TV has destroyed my mindhead

Like most children of the '80s I watched a lot of televeision. I am talking countless hours a day in front of that wood grained Zenith (and it was) radioactive tube and not surprisingly all those old episodes of Macguyver, the A-Team and of course Family Ties keep crawling out of the depths of the sludge known as my thinkin box area. It would appear that the trend has continued...

Swimming… In the Amazon


I should probably never go swimming in the Amazon.

It’s true, it looks totally bad ass and everything; all those half naked Indians with the cool haircuts splashing around like little monkeys at the zoo, the sweltering heat, the mosquitoes as big as eagles.

I was kinda thinking about going… just to check it out no big deal, but then I watched this show on the Discovery Channel where this totally tough looking Mexican guy was fishing and decided to cool off.

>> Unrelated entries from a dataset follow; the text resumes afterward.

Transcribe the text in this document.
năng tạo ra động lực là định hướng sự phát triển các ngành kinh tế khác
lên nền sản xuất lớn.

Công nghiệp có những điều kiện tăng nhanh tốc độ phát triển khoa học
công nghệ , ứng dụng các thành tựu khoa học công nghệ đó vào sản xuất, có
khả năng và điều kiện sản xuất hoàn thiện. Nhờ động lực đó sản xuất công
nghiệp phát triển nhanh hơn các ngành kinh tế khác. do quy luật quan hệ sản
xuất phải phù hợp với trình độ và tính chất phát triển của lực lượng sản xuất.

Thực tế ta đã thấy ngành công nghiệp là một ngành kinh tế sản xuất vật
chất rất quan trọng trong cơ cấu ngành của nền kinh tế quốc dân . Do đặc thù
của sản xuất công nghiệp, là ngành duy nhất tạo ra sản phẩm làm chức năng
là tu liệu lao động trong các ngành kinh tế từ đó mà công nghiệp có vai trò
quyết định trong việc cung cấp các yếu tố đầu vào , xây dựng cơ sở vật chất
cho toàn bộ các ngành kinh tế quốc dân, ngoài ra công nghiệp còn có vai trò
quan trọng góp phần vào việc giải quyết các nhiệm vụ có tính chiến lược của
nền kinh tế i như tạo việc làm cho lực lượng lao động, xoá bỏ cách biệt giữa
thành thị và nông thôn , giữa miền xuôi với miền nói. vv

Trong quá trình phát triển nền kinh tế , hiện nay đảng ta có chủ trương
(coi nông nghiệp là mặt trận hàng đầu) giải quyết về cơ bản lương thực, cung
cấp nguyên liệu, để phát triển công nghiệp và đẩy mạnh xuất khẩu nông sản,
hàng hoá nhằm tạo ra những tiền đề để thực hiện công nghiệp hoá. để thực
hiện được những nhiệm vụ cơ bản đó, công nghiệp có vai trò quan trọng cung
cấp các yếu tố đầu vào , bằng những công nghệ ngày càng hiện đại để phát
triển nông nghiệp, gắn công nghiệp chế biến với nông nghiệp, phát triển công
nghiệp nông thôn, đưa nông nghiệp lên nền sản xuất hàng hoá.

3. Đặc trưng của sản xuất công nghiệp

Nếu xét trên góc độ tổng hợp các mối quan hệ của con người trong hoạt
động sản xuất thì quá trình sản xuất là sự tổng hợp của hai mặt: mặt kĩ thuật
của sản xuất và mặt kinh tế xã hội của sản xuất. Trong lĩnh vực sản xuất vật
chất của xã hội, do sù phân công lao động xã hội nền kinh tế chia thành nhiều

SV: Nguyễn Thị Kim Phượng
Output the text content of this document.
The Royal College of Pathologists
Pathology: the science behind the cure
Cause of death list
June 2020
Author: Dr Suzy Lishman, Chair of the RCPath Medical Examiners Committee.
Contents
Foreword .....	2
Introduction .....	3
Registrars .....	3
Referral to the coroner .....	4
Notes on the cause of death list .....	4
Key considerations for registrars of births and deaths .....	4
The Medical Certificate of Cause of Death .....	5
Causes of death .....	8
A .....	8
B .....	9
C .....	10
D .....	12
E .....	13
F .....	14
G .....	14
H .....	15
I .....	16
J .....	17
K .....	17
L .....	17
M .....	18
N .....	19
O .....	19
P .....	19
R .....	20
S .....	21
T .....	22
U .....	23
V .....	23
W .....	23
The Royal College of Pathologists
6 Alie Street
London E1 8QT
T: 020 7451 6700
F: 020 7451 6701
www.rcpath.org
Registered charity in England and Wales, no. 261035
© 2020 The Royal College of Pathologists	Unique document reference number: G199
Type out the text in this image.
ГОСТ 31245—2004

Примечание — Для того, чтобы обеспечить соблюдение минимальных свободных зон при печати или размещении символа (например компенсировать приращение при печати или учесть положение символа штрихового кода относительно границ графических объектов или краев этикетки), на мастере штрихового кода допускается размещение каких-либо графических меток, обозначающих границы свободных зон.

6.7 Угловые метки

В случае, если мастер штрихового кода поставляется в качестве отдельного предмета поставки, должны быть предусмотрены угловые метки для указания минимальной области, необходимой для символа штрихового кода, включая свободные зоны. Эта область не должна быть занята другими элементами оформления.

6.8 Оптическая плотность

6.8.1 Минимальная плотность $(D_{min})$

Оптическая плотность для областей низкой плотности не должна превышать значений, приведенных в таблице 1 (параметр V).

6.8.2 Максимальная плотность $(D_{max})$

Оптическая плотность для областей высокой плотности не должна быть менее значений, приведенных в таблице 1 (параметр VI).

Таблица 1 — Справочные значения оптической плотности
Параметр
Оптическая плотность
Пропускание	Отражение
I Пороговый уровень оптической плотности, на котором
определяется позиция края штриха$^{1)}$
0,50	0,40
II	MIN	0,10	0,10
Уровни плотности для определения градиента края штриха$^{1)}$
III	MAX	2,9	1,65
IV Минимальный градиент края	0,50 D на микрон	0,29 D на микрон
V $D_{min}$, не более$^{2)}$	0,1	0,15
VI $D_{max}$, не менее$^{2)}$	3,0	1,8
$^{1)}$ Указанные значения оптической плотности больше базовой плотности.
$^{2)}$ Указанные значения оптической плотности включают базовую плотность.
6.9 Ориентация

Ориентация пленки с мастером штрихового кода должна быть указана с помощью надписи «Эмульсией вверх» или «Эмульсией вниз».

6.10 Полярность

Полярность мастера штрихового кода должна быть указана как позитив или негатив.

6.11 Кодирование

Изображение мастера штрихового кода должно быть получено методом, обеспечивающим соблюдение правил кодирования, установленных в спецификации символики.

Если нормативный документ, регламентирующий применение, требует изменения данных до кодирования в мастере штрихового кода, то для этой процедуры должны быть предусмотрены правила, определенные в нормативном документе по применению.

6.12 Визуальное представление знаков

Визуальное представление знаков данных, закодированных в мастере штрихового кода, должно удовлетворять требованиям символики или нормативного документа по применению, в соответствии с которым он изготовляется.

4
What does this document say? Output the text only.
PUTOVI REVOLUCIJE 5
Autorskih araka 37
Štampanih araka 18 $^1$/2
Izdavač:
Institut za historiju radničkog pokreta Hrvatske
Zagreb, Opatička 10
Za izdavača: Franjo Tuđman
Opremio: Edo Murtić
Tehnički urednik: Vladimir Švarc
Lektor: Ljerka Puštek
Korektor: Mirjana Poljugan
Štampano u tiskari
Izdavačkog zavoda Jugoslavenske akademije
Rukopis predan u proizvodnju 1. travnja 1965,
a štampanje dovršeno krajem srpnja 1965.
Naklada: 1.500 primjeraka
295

Low and behold he must have thought he was in the shower cause… he peed (clearly he doesn’t have cable or he would have known better), probably not his best move of the day, that was obviously when he was chewing on a Cuban and grinning like Hannibal (try to fix this one A-team) cause he knew a plan was coming together and he really enjoys that.

If he had attended an American university or had a solid satellite signal, this could have been avoided.

You know he was happy as shit too when he was releasing the golden glory all over those stupid fucking fish.

Vengeance comes swiftly in the Amazon my Mexican friend, just go back to your fishing and smoking while the Amazon’s invisible dick ninja settles in for a dish of hot steamy revenge… IN YOUR PENIS.

All of this set my head a spinning, I pee in the shower… like a lot! I pee in the pool, the lake, the toilet, if there is water I will pee in it. This is a serious issue here man, I have even peed in my pants cause it was raining. There are really only two ways to avoid Juan’s fate: One would be to wear a condom while swimming in the Amazon; the problem with that is… I would get all boned up because I’m thirty three and I would see one of those hot Amazon haircut chicks and then I would have to jerk off (obviously) and who wears a condom while pleasuring oneself (Mormons) next thing you know... The only other possible option is to stop peeing in the shower, which is probably not gonna happen, I am way to far into this thing, it’s a lifestyle now, no turning back. I mean Juan survived, probably because he looked totally awesome, but that thing chewed up his urethra and almost cost him his junk! I don’t look half as tough as Jerry and I don’t smoke cigars which puts me way behind in the cool guy game.